Bailey glanced out the window.

“It would be possible from here. Possible, but not easy.”

“But, if he could do that,” she persisted, “he could have got away, too. There are trellises and porches. Instead of that he came back here to this room.” She stared at the window. “Could a man have done that with one hand?”

“Never in the world.”

Saying nothing, but deeply thoughtful, Miss Cornelia made a fresh progress around the room.

“I know very little about bank-currency,” she said finally. “Could such a sum as was looted from the Union Bank be carried away in a man’s pocket?”

Bailey considered the question.

“Even in bills of large denomination it would make a pretty sizeable bundle,” he said.

But that Miss Cornelia’s deductions were correct, whatever they were, was in question when Lizzie returned with the elderberry wine. Apparently Miss Cornelia was to be like the man who repaired the clock: she still had certain things left over.
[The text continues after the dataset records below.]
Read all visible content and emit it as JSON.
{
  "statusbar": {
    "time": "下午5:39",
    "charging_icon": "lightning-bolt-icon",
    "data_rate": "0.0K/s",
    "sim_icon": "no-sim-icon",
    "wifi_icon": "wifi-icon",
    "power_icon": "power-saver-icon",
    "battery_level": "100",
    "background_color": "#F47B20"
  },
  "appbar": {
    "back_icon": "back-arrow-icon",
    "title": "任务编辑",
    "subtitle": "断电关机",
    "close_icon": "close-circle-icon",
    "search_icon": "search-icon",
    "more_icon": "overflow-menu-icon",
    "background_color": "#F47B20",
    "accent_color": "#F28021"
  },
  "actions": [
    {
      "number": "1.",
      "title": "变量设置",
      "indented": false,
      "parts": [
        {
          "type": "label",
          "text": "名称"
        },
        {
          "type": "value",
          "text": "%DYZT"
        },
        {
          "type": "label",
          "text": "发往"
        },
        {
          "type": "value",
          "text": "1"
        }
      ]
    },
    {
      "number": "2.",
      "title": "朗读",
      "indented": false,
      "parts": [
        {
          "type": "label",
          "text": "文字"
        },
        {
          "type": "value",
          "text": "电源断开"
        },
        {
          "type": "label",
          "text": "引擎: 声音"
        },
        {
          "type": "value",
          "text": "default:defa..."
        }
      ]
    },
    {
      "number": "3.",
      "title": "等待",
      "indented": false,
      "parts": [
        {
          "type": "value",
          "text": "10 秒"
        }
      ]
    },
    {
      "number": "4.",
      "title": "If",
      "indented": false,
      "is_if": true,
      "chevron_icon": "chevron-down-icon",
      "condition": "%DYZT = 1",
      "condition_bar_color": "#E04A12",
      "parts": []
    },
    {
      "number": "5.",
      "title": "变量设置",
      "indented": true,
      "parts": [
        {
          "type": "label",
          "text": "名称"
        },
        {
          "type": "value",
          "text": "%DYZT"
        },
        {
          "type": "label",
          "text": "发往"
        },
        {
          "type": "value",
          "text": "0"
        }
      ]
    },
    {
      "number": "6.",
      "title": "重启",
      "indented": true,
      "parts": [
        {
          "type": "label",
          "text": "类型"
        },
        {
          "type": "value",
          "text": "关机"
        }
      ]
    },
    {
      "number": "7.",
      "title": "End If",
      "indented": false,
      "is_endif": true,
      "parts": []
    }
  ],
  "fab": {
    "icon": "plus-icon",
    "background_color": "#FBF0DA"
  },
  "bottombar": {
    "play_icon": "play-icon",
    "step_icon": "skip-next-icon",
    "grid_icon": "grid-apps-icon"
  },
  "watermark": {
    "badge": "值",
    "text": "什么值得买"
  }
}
For Lizzie announced that the Unknown was ranging the second floor hall. From the time they had escaped from the living-room this man had not been seen or thought of, but that he was a part of the mystery there could be no doubt. It flashed over Miss Cornelia that, although he could not possibly have locked them in, in the darkness that followed he could easily have fastened the bat to the door. For the first time it occurred to her that the archcriminal might not be working alone, and that the entrance of the Unknown might have been a carefully devised ruse to draw them all together and hold them there.